Base rate neglect — the gap between statistical evidence and best practices and the practitioner’s thinking about an individual patient — is a sort of bias that is common in geriatrics, Dr. Eber suggested. This is when the evidence and clinical knowledge point to one decision, yet the practitioner makes a different one because “I know Mrs. Jones.” Compelling statistics, she said, “will not change long-held beliefs or beliefs rooted in personal experience.” COVID-19 vaccine hesitancy is an example of this, Dr. Eber offered, as many people dismiss the scientific evidence because of their own personal experience with vaccinations.
So how do we make better decisions? First, Dr. Eber said, “We have to overcome inertia. We have to embrace cognitive strain and consider alternatives and what is possible.”
Give a Little Nudge
In recent years, “nudges,” described as effective ways to influence behaviors, have become a popular strategy, said Sing Palat, MD, CMD. These, she noted, “are used to alter behavior, but they don’t forbid options or remove freedom of choice.”
There are different types of nudges.
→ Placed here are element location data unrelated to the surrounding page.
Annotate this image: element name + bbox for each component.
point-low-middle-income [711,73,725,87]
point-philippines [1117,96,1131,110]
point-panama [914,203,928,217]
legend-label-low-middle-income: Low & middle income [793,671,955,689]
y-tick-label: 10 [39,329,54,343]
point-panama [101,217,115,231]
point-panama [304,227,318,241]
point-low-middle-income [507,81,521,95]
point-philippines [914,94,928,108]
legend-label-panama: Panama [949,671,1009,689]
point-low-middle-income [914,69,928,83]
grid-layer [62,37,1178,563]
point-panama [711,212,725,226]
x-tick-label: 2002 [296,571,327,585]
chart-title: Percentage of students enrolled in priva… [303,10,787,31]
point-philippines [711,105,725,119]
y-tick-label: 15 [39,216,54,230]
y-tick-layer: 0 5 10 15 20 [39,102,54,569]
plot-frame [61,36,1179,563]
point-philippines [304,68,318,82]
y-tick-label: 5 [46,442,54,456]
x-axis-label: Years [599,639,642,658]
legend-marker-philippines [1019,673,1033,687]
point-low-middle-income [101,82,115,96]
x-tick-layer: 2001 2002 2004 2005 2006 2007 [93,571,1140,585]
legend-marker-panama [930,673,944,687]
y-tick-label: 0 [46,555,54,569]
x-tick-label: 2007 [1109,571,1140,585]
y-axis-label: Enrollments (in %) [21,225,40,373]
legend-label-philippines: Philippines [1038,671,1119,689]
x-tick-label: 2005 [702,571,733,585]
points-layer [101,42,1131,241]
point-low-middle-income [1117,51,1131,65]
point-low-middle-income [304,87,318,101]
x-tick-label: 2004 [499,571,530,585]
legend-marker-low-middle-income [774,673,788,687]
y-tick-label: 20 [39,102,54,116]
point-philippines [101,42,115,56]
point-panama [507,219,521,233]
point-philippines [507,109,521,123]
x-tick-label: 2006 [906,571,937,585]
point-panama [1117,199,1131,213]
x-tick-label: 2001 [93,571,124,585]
Among them is the default option, “which creates a path of least resistance,” Dr. Palat said. This type of nudge is designed with the expectation that biases are natural. One popular and common example of a default option is the organ donor opt-out for consent, which has resulted in a high percentage of donors across all states. She said, “Removing small obstacles rather than shoving people in one direction has more impact.”
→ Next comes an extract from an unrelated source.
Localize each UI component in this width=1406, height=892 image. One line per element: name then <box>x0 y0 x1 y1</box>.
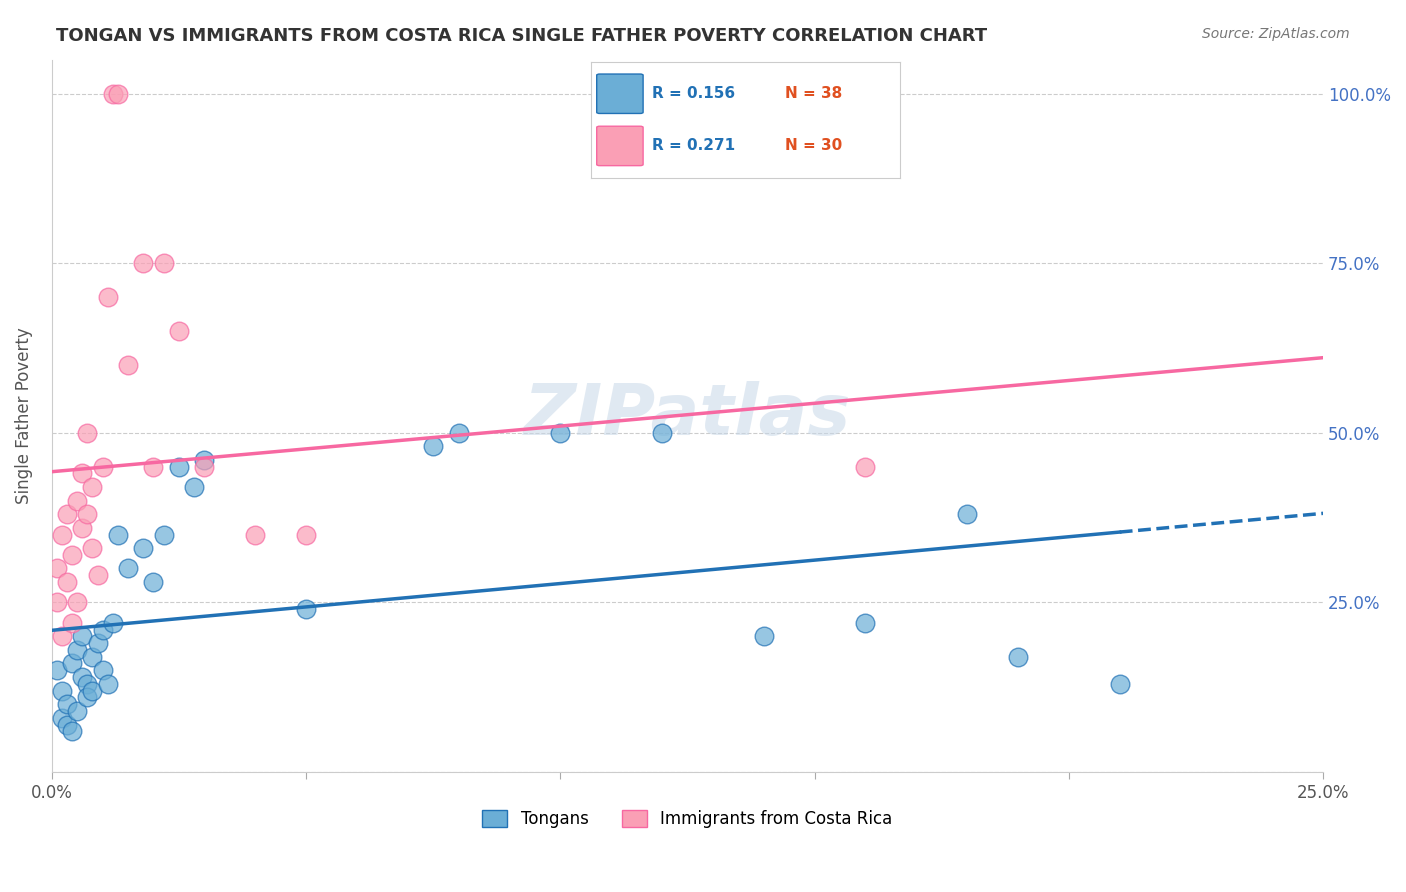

Mapping is a nudge where information about various options is explicitly laid out and made easy to understand and choose from, observed Dr. Palat. “Clinical algorithms can put the idea of mapping on paper. Algorithms give providers the necessary cues to take appropriate sequential actions.” These algorithms are common in medicine, and they are used in resources such as the Society’s Clinical Practice Guidelines.
“Giving feedback, especially in real time, is a nudge that improves performance,” said Dr. Palat. Another nudge is the spotlight effect: “When people think everyone is watching, they tend to conform to social norms,” said Dr. Palat. For instance, one facility posted a commitment letter signed by physicians to decrease inappropriate antibiotic prescriptions. That public declaration of intent led to a reduction in the behavior.
Framing, another type of nudge, refers to focusing on the way choices are presented. In medicine, this most often involves scripted communication — giving providers specific words or phrases to use. Other types of nudges include priming with effective education and the herd effect, where peer comparisons create social norms.
To create a nudge, it is important to first identify the opportunities and determine measurable outcomes. The nudge must be implemented strategically and pragmatically — it won’t work if it’s not practical. You align the stakeholders, including leadership and frontline clinicians, compare effectiveness, and translate the findings to scale. Not every situation can or should be addressed with a nudge. As Dr. Palat said, “Sometimes it makes sense to use a nudge, and sometimes it doesn’t.”
Lea Watson, MD, MPH, described how she has used psych-pharma meetings to nudge changes. Nudging for a successful meeting, she said, requires being efficient and on time, focusing on the process and not persons, and respecting all voices, but keeping the tone light, making it fun, and learning together.